Senin, 28 Mei 2012

Duka Dalam Penyesalan

Dia tercengang menapaki jalan setapak rumahnya. Beberapa orang berbaju hitam memandangnya nanar. Gadis berumur belasan tahun itu terus berjalan denga perasaan bingung dan penuh tanya. Bendera kuning melambai-lambai terpasang pada tiang teras depan rumahnya. Siapa yang pergi?
Gemuruh perasaan sedih, takut, dan cemas membuat gadis itu semakin memercepat langkahnya.

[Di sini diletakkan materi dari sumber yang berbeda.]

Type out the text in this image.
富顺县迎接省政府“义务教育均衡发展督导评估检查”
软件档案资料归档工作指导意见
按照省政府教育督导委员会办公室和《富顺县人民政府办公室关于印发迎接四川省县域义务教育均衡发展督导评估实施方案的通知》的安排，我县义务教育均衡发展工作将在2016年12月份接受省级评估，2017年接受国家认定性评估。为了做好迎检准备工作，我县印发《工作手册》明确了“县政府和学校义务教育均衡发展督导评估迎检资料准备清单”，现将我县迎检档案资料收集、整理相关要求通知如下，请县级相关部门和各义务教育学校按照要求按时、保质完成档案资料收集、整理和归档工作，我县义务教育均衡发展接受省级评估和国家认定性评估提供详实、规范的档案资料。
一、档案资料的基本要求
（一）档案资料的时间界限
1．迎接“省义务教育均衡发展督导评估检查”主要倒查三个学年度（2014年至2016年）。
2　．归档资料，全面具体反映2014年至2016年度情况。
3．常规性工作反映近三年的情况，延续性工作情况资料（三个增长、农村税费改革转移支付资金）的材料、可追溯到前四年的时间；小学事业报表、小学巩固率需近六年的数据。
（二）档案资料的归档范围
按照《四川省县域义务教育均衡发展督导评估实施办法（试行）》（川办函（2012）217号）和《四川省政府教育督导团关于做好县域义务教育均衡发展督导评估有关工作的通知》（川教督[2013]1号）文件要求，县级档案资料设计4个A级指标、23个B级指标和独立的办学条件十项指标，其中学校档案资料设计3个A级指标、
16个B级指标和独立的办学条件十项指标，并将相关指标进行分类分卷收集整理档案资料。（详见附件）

Suara isak tangis menyambutnya. Tubuh gadis itu kaku mendapati seonggok tubuh terbaring di tengah ruangan tertutup kain batik. Ia mengenalnya, amat dekat dengannya. Perasaannya makin kacau, sulit menerima kenyataan yang ia lihat. Meski begitu langkah kakinya tak berhenti mendekati seonggok tubuh itu.

Seorang pria berusia dua puluh limaan berwajah keras telah menutup mata dengan kulit yang memucat, tubuh terbungkus kain putih.

Tubuh gadis tadi tak mampu menahan gemetar yang menjalar tiba-tiba. Tubuhnya merosot seketika, jatuh terduduk. Butiran bening mengalir dengan lancar dari mata indah gadis itu. "Bagaimana bisa?" lirihnya.

"Kakakmu sudah tenang di sana." Hanya kalimat itu yg ia dapat dari seorang wanita paruh baya yang menepuk bahunya.

"Tidak." Gadis itu terlihat masih tak percaya. "Kemarin aku baru bertengkar dengannya!" pekikan histeris tak luput keluar dari mulut mungil itu.

"Aku benci Kakak!" Ia mulai kesetanan. Emosinya memuncak. Tangan kananya menyusup ke dalam tas ransel yang dibawanya, mengelurkan selembar kertas. "Lihat! Aku bisa lebih baik darimu. Aku lebih unggul," ucapnya pada sosok yang sudah membatu. Tak ada balasan. Orang-orang memandang ke tengah ruangan dengan tatapan iba.

"Lihat, Bu. Aku lebih baik dari Kakak." Pandangan gadis itu beralih pada wanita paruh baya di belakangnya. "Jadi mulai sekarang aku yg harusnya lebih diperhatikan," sambung gadis itu. 

"Aku bisa mengalahkanmu, Kak! Bangunlah! Katakan bahwa aku lebih hebat!" Ia mencengkeram kain penutup tubuh pria itu seraya menggoyang-goyangkan tubuh yang sudah tak bernyawa. Diam yg didapat membuat gadis itu mrasa pedih, kemenangannya seolah tak berguna lagi dan sia-sia. Apa yang sudah ia lakukan terasa tak berarti. Ia selalu berusaha untuk lebih unggul dari sosok pria itu, selalu berusaha agar lebih baik hanya demi mendapatkan perhatian lebih yang dirasanya kurang ia dapat dari kedua orang tuanya. Meski pun pada akhirnya perhatian itu tak kunjung ia dapatkan karena pria itu selalu menjadi yang paling utama bagi kedua orang tuanya, gadis itu tetap berusaha. Ya, motivasinya adalah pria itu. Tapi sekarang...

Entah ia harus senang atau sedih dalam kehilangan. Senang karena orang yang selalu merebut perhatian kedua orang tuanya telah tiada. Sedih karena dia kehilangan sosok pemacu semangat berjuangnya. Sedangkan, sesal tanpa disadari menyusup masuk dalam diam. Sesal karena tak ada kenangan keceriaan yang mereka bangun bersama. Semua hanya berupa pertengkaran dan rasa iri yang membuahkan kebencian.